In a guest blog, Aled ap Dafydd relays talk within Plaid Cymru circles about the need to keep an equal distance from Labour and the Conservatives.
As the renowned home of the International Eisteddfod, they call Llangollen the town where Wales welcomes the world. When Plaid Cymru met there in March for their spring conference there were no singers and dancers greeting Leanne Wood.
Instead there was a stark warning from MP Jonathan Edwards, warning that the party faces "oblivion" if it lurches to the left.
It's know as chucking a grenade, a bit of friendly fire to get a debate going. But what became of it?
On Saturday Plaid's elected representatives had an important engagement - no, not that one.
They met in Aberystwyth - nothing out of the ordinary was the impression given to journalists by AM Simon Thomas in a briefing last week.
But there were some extraordinary things said behind closed doors.
Twice a year I enjoy my five minutes of jousting with Adam Price on conference programmes. He's the type of politician who gives as good as he gets, a raconteur with a killer quote.
Two stand out in recent times. Looking ahead to the party's electoral fortunes he told our conference programme audience that "the tectonic plates are shifting" and predicted a "political earthquake".
The candid version however is rather different.
On Saturday in Aberystwyth, Adam Price gave what sounds like a sober analysis of Plaid's prospects looking ahead to the assembly election in 2021.
It was described as a "reality check" by one person and as a "realistic discussion" by another. Another view is this was a conversation the party hadn't faced up to for years.
You cannot decouple the issue of electoral success, or lack of, from that of positioning. There are many in the party who believe that the only way of having a Plaid first minister is to work with the Conservatives. Tory leader Andrew RT Davies is already publicly saying he's ready to cooperate.

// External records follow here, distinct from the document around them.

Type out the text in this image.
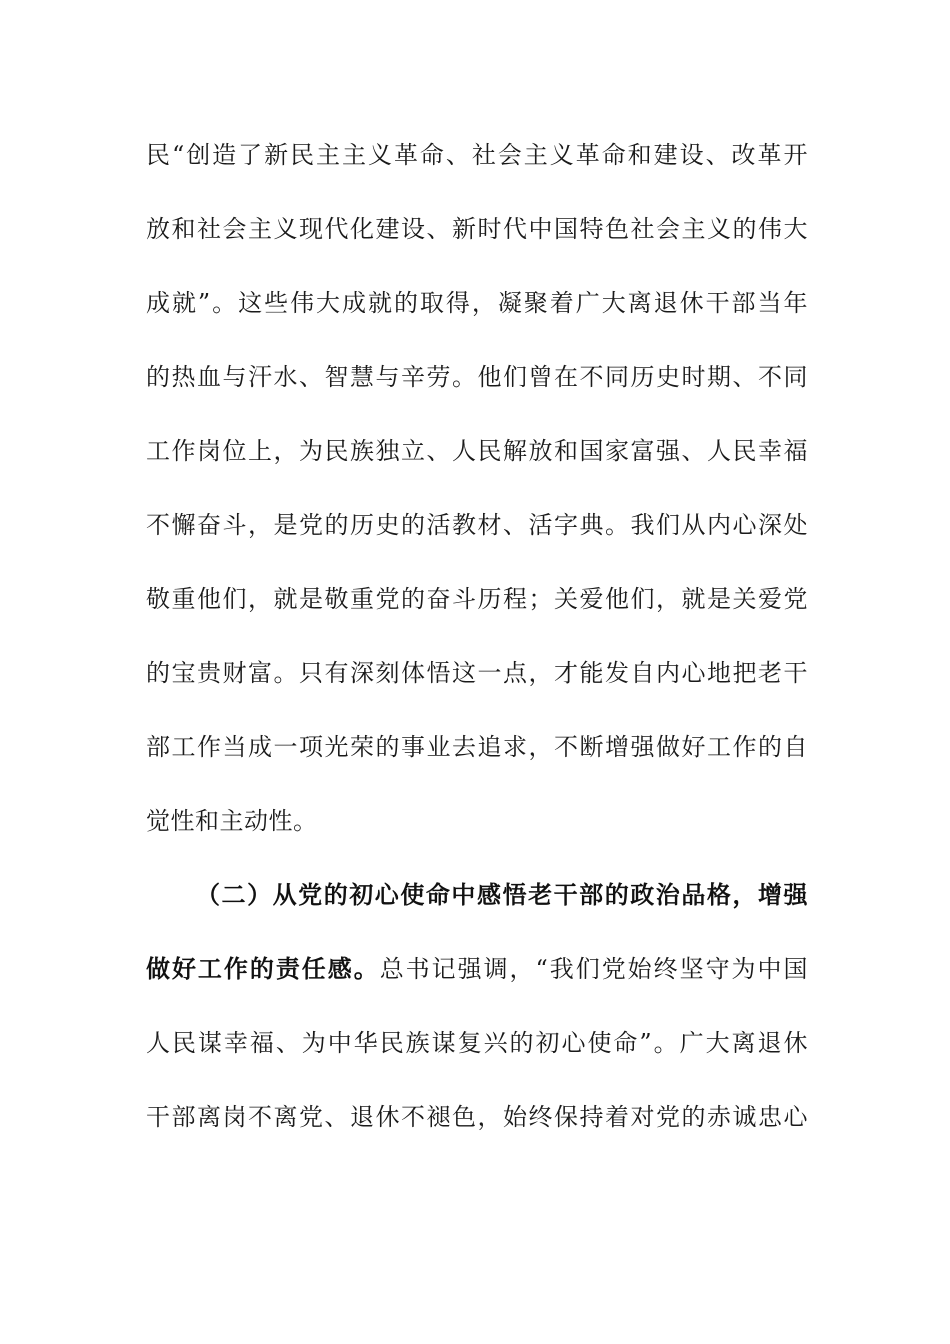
民“创造了新民主主义革命、社会主义革命和建设、改革开
放和社会主义现代化建设、新时代中国特色社会主义的伟大
成就”。这些伟大成就的取得，凝聚着广大离退休干部当年
的热血与汗水、智慧与辛劳。他们曾在不同历史时期、不同
工作岗位上，为民族独立、人民解放和国家富强、人民幸福
不懈奋斗，是党的历史的活教材、活字典。我们从内心深处
敬重他们，就是敬重党的奋斗历程；关爱他们，就是关爱党
的宝贵财富。只有深刻体悟这一点，才能发自内心地把老干
部工作当成一项光荣的事业去追求，不断增强做好工作的自
觉性和主动性。
（二）从党的初心使命中感悟老干部的政治品格，增强
做好工作的责任感。总书记强调，“我们党始终坚守为中国
人民谋幸福、为中华民族谋复兴的初心使命”。广大离退休
干部离岗不离党、退休不褪色，始终保持着对党的赤诚忠心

Not even a sunny day by the sea brought the NEC to a point of agreeing a policy and, under the Plaid constitution, members would have the final say.

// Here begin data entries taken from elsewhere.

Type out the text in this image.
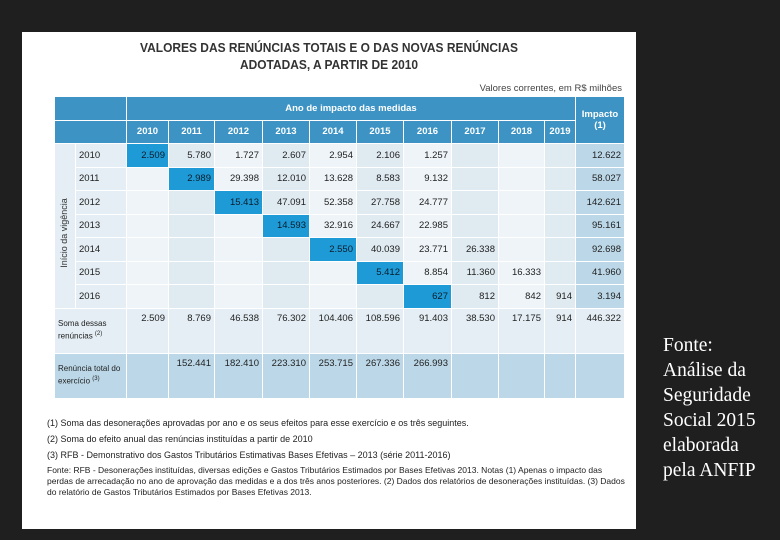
VALORES DAS RENÚNCIAS TOTAIS E O DAS NOVAS RENÚNCIAS
ADOTADAS, A PARTIR DE 2010
Valores correntes, em R$ milhões
		Ano de impacto das medidas										Impacto
(1)

		2010	2011	2012	2013	2014	2015	2016	2017	2018	2019	
	2010	2.509	5.780	1.727	2.607	2.954	2.106	1.257				12.622
	2011		2.989	29.398	12.010	13.628	8.583	9.132				58.027
	2012			15.413	47.091	52.358	27.758	24.777				142.621
	2013				14.593	32.916	24.667	22.985				95.161
	2014					2.550	40.039	23.771	26.338			92.698
	2015						5.412	8.854	11.360	16.333		41.960
	2016							627	812	842	914	3.194
Soma dessas renúncias $^{(2)}$		2.509	8.769	46.538	76.302	104.406	108.596	91.403	38.530	17.175	914	446.322
Renúncia total do exercício $^{(3)}$			152.441	182.410	223.310	253.715	267.336	266.993				
Início da vigência

(1) Soma das desonerações aprovadas por ano e os seus efeitos para esse exercício e os três seguintes.

(2) Soma do efeito anual das renúncias instituídas a partir de 2010

(3) RFB - Demonstrativo dos Gastos Tributários Estimativas Bases Efetivas – 2013 (série 2011-2016)

Fonte: RFB - Desonerações instituídas, diversas edições e Gastos Tributários Estimados por Bases Efetivas 2013. Notas (1) Apenas o impacto das perdas de arrecadação no ano de aprovação das medidas e a dos três anos posteriores. (2) Dados dos relatórios de desonerações instituídas. (3) Dados do relatório de Gastos Tributários Estimados por Bases Efetivas 2013.

Fonte:
Análise da
Seguridade
Social 2015
elaborada
pela ANFIP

But the term "equidistance" is now doing the rounds and was mentioned in Aberystwyth. It means Plaid putting an equal amount of distance between themselves and the Tories and Labour.
This is significant because apart from the flirtation with a rainbow coalition in 2007 Plaid have never looked at the Tories with the same begrudgingly sympathetic eyes as they've viewed Labour.
Brexit has changed all that and the assembly vote on the EU Withdrawal Bill looks like a defining turning point in the Plaid/Labour relationship.
I'm told that Saturday's debate around positioning was conducted in good spirit with an appreciation that people had differing views.
But working with the Conservatives would be inconceivable for the current leader, a point that Leanne Wood has made several times.
As it happens the official window for a Plaid AM to challenge her is now open. Whether someone does or doesn't could in large part determine Plaid Cymru's positional game plan for the next three years.